Seuls la collecte, l’Evangile, la Secrète et la Post-communion sont propres, le reste du propre reprenant celui de l’Epiphanie. Je ne pense pas que cette « commémoraison » soit très ancienne, peut-être qu’un liseur plus érudit pourrait nous en dire plus.
Cet élément ne remet pas en cause, à mon sens, mon affirmation d’une équivalence entre Théophanie et Épiphanie, au moins dans la liturgie latine traditionnelle. Je ne sais pas ce qu’il en est de la liturgie moderne mais je pense que la triple signification de l’Epiphanie y a été affaiblie.

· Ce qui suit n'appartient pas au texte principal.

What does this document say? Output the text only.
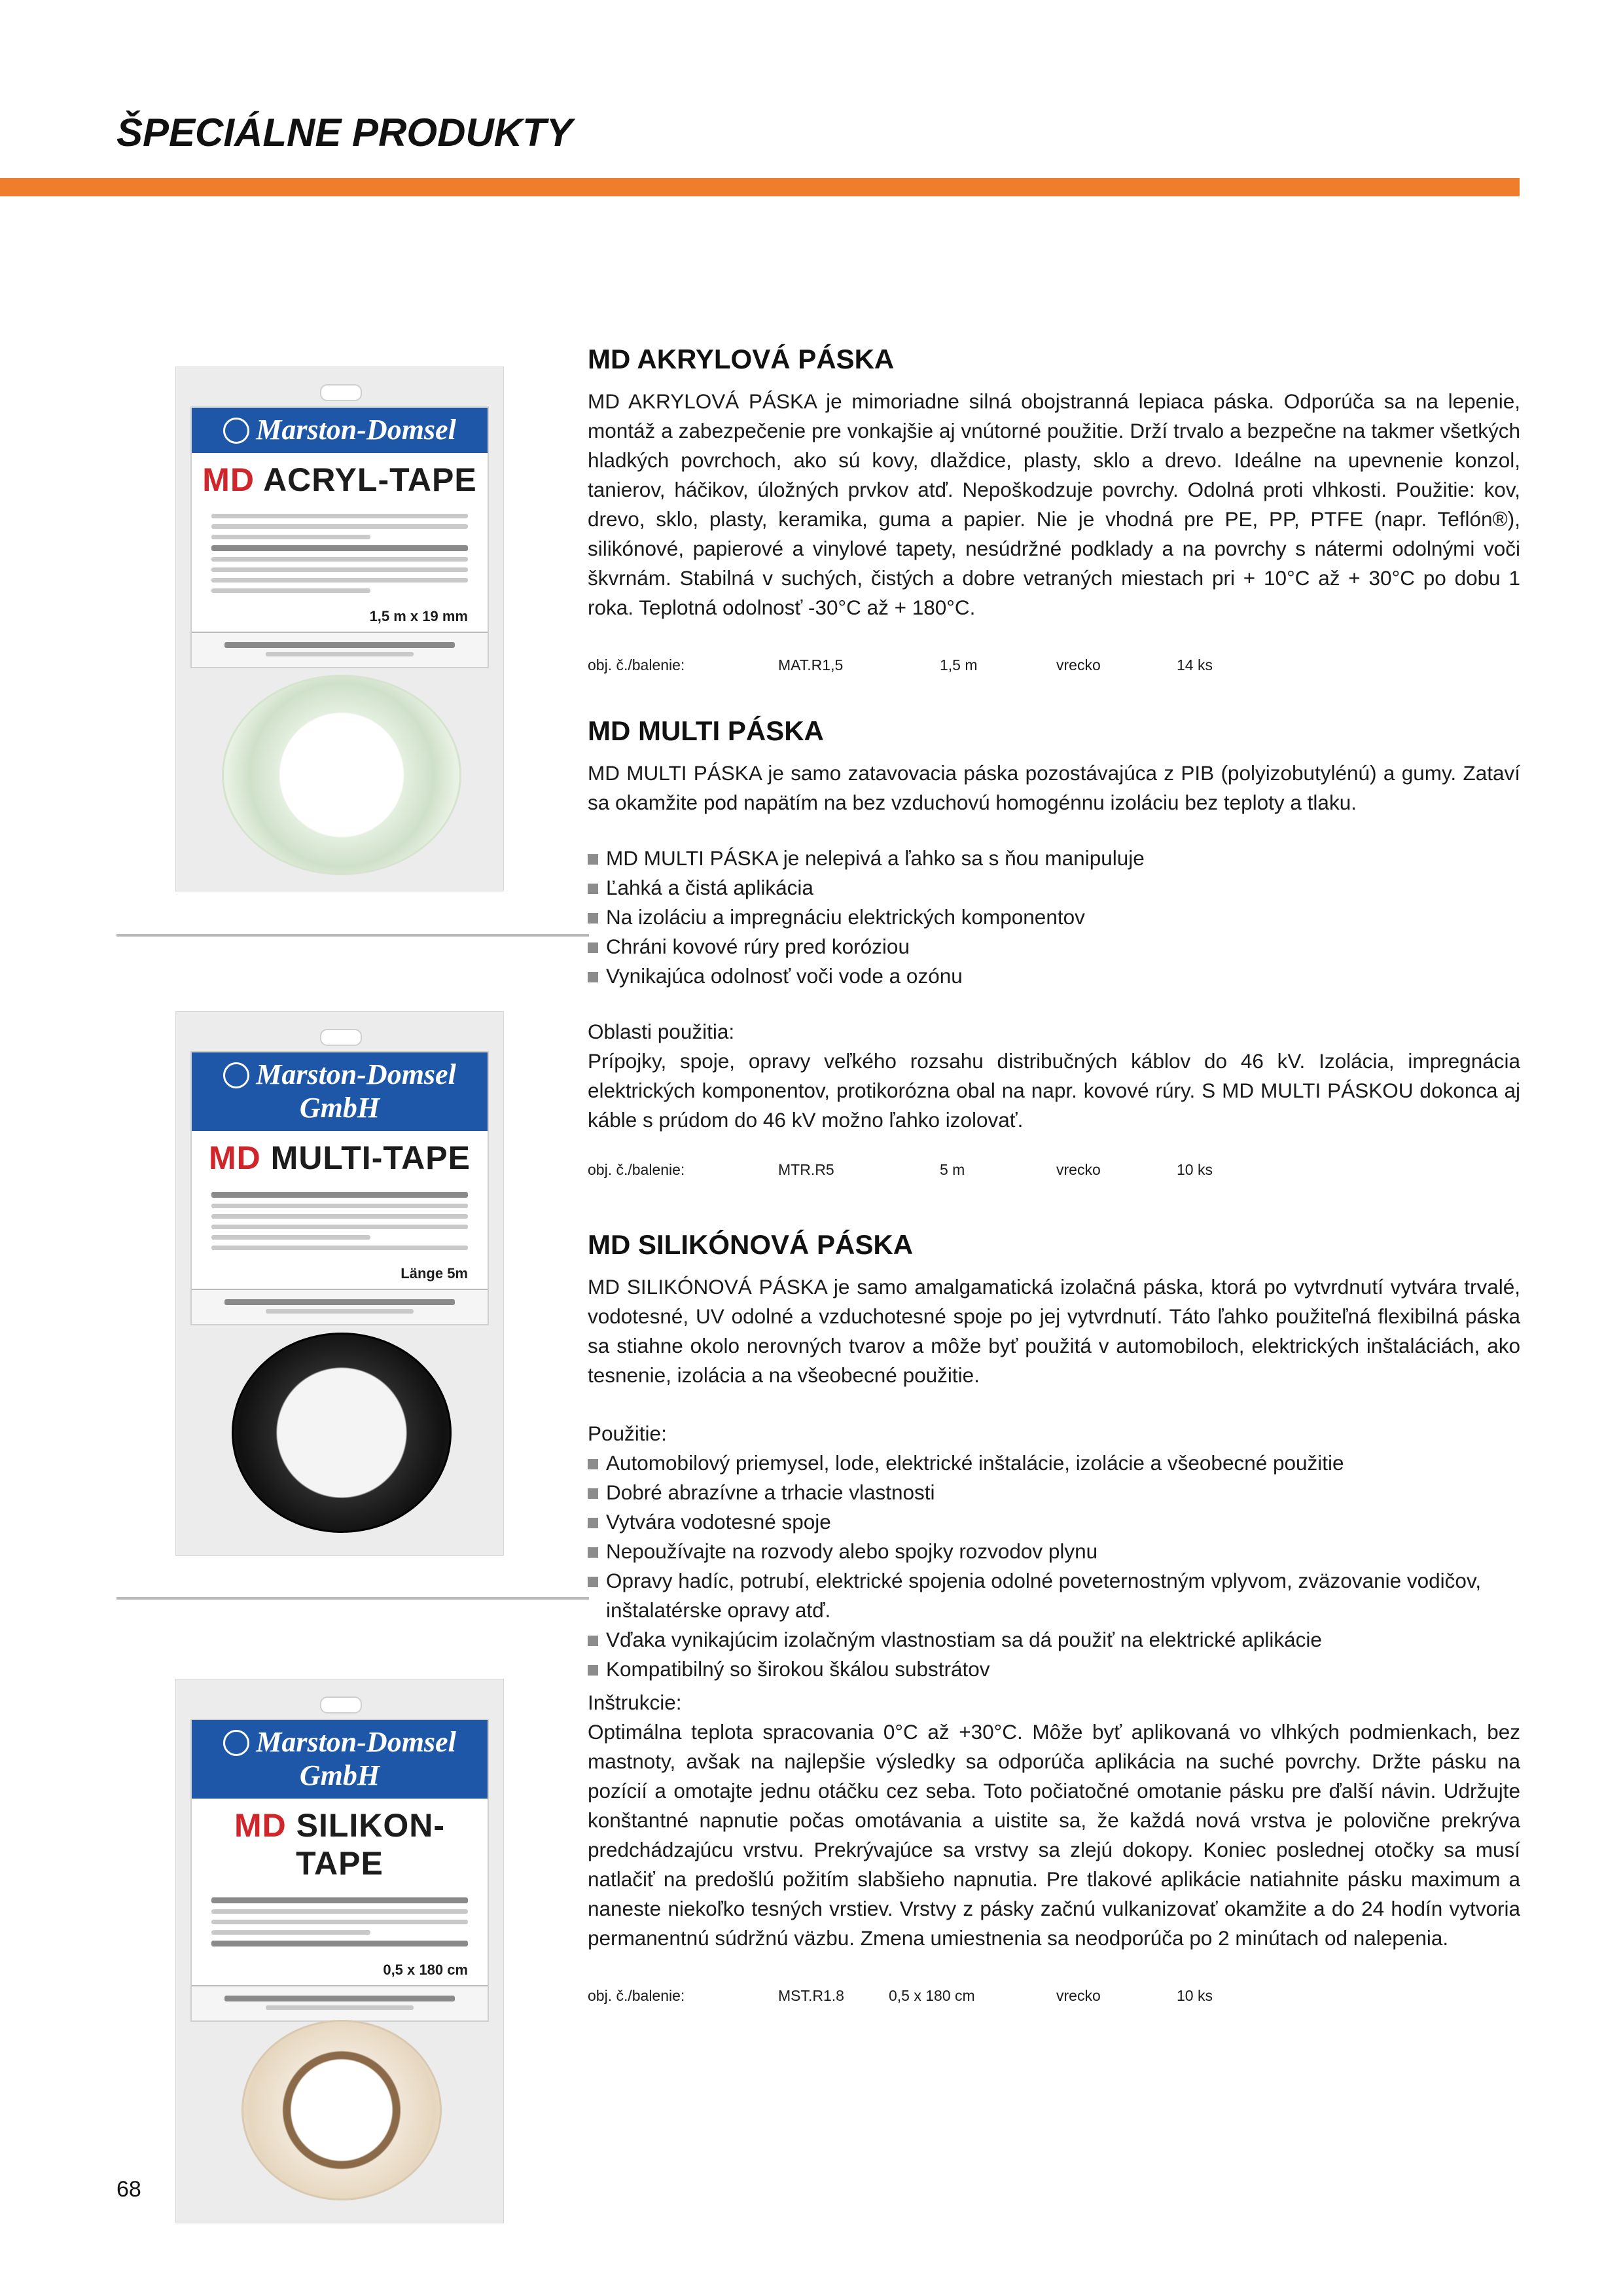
ŠPECIÁLNE PRODUKTY
Marston-Domsel
MD ACRYL-TAPE
1,5 m x 19 mm
Marston-Domsel GmbH
MD MULTI-TAPE
Länge 5m
Marston-Domsel GmbH
MD SILIKON-TAPE
0,5 x 180 cm
MD AKRYLOVÁ PÁSKA

MD AKRYLOVÁ PÁSKA je mimoriadne silná obojstranná lepiaca páska. Odporúča sa na lepenie, montáž a zabezpečenie pre vonkajšie aj vnútorné použitie. Drží trvalo a bezpečne na takmer všetkých hladkých povrchoch, ako sú kovy, dlaždice, plasty, sklo a drevo. Ideálne na upevnenie konzol, tanierov, háčikov, úložných prvkov atď. Nepoškodzuje povrchy. Odolná proti vlhkosti. Použitie: kov, drevo, sklo, plasty, keramika, guma a papier. Nie je vhodná pre PE, PP, PTFE (napr. Teflón®), silikónové, papierové a vinylové tapety, nesúdržné podklady a na povrchy s nátermi odolnými voči škvrnám. Stabilná v suchých, čistých a dobre vetraných miestach pri + 10°C až + 30°C po dobu 1 roka. Teplotná odolnosť -30°C až + 180°C.

obj. č./balenie:	MAT.R1,5	1,5 m	vrecko	14 ks
MD MULTI PÁSKA

MD MULTI PÁSKA je samo zatavovacia páska pozostávajúca z PIB (polyizobutylénú) a gumy. Zataví sa okamžite pod napätím na bez vzduchovú homogénnu izoláciu bez teploty a tlaku.

MD MULTI PÁSKA je nelepivá a ľahko sa s ňou manipuluje
Ľahká a čistá aplikácia
Na izoláciu a impregnáciu elektrických komponentov
Chráni kovové rúry pred koróziou
Vynikajúca odolnosť voči vode a ozónu

Oblasti použitia:

Prípojky, spoje, opravy veľkého rozsahu distribučných káblov do 46 kV. Izolácia, impregnácia elektrických komponentov, protikorózna obal na napr. kovové rúry. S MD MULTI PÁSKOU dokonca aj káble s prúdom do 46 kV možno ľahko izolovať.

obj. č./balenie:	MTR.R5	5 m	vrecko	10 ks
MD SILIKÓNOVÁ PÁSKA

MD SILIKÓNOVÁ PÁSKA je samo amalgamatická izolačná páska, ktorá po vytvrdnutí vytvára trvalé, vodotesné, UV odolné a vzduchotesné spoje po jej vytvrdnutí. Táto ľahko použiteľná flexibilná páska sa stiahne okolo nerovných tvarov a môže byť použitá v automobiloch, elektrických inštaláciách, ako tesnenie, izolácia a na všeobecné použitie.

Použitie:

Automobilový priemysel, lode, elektrické inštalácie, izolácie a všeobecné použitie
Dobré abrazívne a trhacie vlastnosti
Vytvára vodotesné spoje
Nepoužívajte na rozvody alebo spojky rozvodov plynu
Opravy hadíc, potrubí, elektrické spojenia odolné poveternostným vplyvom, zväzovanie vodičov, inštalatérske opravy atď.
Vďaka vynikajúcim izolačným vlastnostiam sa dá použiť na elektrické aplikácie
Kompatibilný so širokou škálou substrátov

Inštrukcie:

Optimálna teplota spracovania 0°C až +30°C. Môže byť aplikovaná vo vlhkých podmienkach, bez mastnoty, avšak na najlepšie výsledky sa odporúča aplikácia na suché povrchy. Držte pásku na pozícií a omotajte jednu otáčku cez seba. Toto počiatočné omotanie pásku pre ďalší návin. Udržujte konštantné napnutie počas omotávania a uistite sa, že každá nová vrstva je polovične prekrýva predchádzajúcu vrstvu. Prekrývajúce sa vrstvy sa zlejú dokopy. Koniec poslednej otočky sa musí natlačiť na predošlú požitím slabšieho napnutia. Pre tlakové aplikácie natiahnite pásku maximum a naneste niekoľko tesných vrstiev. Vrstvy z pásky začnú vulkanizovať okamžite a do 24 hodín vytvoria permanentnú súdržnú väzbu. Zmena umiestnenia sa neodporúča po 2 minútach od nalepenia.

obj. č./balenie:	MST.R1.8	0,5 x 180 cm	vrecko	10 ks
68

Encore une fois, vous vous focalisez trop sur l’événement historique extérieur, qui est à mon avis secondaire dans le sujet qui nous occupe, et pas assez sur le mystère qui en est l’essence, identique dans les deux traditions orientale et occidentale.
L’étymologie ici est précieuse :
Le substantif féminin Épiphanie (prononcé /e.pi.fa.ni/) est un emprunt, par l'intermédiaire du latin ecclésiastique Epiphania, au grec ancien Ἐπιφάνεια / Epipháneia qui signifie « manifestation » ou « apparition » du verbe φαίνω / phaínō, « se manifester, apparaître, être évident ».
Une théophanie (du grec ancien théos, θεός « dieu », et φαίνεσθαι, phaïnesthaï « se montrer ») est une manifestation de Dieu. Ce concept relève surtout de la liturgie et de la théologie chrétienne.